A judge has dismissed an application by the taxman to wind up London Welsh after being told the debt-ridden club had gone into liquidation.

Officials at HM Revenue & Customs (HMRC) had asked for the club, which in the 1960s and 1970s boasted some of the biggest names in Welsh rugby among their ranks, to be wound up at hearings in the Bankruptcy & Companies Court in London.

But Registrar Nicholas Briggs on Monday dismissed the application after a lawyer representing HMRC told him the club had gone into liquidation before Christmas.

A lawyer had indicated at an earlier hearing the club owed more than £90,000 in tax.

London Welsh's website says the club was founded in a Fleet Street hotel in 1885 by a group of Welshmen living in the capital.
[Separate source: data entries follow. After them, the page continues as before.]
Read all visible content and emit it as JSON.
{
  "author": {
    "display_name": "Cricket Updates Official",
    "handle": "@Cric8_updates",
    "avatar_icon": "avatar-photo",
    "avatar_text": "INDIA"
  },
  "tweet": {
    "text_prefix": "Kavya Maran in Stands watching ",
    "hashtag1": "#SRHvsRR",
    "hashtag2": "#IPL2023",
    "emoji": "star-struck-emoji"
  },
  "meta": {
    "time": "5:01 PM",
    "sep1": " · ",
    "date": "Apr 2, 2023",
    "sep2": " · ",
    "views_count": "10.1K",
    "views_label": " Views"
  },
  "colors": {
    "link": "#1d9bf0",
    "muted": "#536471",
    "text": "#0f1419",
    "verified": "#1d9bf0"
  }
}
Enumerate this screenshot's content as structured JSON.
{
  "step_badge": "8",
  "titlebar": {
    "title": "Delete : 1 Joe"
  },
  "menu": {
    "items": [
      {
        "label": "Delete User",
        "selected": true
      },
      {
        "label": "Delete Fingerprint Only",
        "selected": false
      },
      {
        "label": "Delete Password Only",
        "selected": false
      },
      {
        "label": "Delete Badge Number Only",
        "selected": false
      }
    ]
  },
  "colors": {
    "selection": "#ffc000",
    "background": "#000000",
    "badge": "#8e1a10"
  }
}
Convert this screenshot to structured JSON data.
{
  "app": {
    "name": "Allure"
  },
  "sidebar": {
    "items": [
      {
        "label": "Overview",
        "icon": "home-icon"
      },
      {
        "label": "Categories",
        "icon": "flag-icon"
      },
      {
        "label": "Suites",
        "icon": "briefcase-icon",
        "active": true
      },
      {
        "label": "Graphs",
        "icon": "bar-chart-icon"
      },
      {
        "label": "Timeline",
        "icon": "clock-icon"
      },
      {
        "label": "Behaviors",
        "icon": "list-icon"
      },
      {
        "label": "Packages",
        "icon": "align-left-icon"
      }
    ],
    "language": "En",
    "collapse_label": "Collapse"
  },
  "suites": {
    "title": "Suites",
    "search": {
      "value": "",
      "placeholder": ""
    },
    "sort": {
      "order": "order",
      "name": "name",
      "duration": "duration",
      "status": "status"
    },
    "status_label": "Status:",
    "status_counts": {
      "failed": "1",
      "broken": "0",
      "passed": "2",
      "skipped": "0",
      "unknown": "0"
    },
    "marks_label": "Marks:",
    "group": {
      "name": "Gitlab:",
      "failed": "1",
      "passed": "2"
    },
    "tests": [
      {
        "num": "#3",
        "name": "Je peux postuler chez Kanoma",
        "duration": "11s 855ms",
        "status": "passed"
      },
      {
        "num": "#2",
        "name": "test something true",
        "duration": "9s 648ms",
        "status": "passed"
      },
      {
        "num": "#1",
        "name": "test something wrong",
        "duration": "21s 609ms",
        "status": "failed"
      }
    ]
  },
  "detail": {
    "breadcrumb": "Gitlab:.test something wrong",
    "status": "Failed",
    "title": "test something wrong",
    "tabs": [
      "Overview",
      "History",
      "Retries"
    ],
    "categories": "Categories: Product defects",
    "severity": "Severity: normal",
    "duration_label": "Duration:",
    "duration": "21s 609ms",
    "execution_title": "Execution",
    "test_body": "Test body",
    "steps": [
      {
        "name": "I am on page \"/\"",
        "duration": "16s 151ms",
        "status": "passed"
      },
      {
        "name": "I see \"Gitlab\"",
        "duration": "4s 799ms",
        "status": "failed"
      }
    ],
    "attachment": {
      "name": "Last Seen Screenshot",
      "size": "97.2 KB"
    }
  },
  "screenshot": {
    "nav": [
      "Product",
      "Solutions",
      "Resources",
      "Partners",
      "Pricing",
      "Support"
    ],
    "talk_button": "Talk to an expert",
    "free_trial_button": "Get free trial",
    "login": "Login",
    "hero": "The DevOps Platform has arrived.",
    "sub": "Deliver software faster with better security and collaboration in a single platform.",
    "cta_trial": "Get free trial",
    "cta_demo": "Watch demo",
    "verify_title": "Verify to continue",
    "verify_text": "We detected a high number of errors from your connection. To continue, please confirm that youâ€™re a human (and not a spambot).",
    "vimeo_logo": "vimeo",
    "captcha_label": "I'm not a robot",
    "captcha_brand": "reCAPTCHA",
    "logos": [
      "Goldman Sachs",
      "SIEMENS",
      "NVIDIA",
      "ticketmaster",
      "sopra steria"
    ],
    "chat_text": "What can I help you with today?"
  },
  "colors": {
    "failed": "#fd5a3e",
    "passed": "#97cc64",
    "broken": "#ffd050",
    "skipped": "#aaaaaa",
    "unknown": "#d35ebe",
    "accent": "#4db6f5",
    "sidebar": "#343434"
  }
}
In the 1960s and 1970s, internationals including John Dawes, JPR Williams, Gerald Davies, John Taylor and Mervyn Davies featured in line-ups during a golden age.

The club is now in rugby's second tier, the Championship.

In early December, London Welsh chairman Gareth Hawkins said the club aimed to go into voluntary liquidation.

He said there was ''no alternative''.

''London Welsh has reached a difficult point in its illustrious history,'' said Mr Hawkins in a statement posted on the club's website.

''Due to a playing budget of £1.7million and gates at games numbering as low as 400, the club's current business model is totally unsustainable.

''The debts accrued from trading in this way have left the club with no alternative but to seek liquidation.''

Earlier this month players and staff posted a statement on the club website thanking people who had donated to a support fund.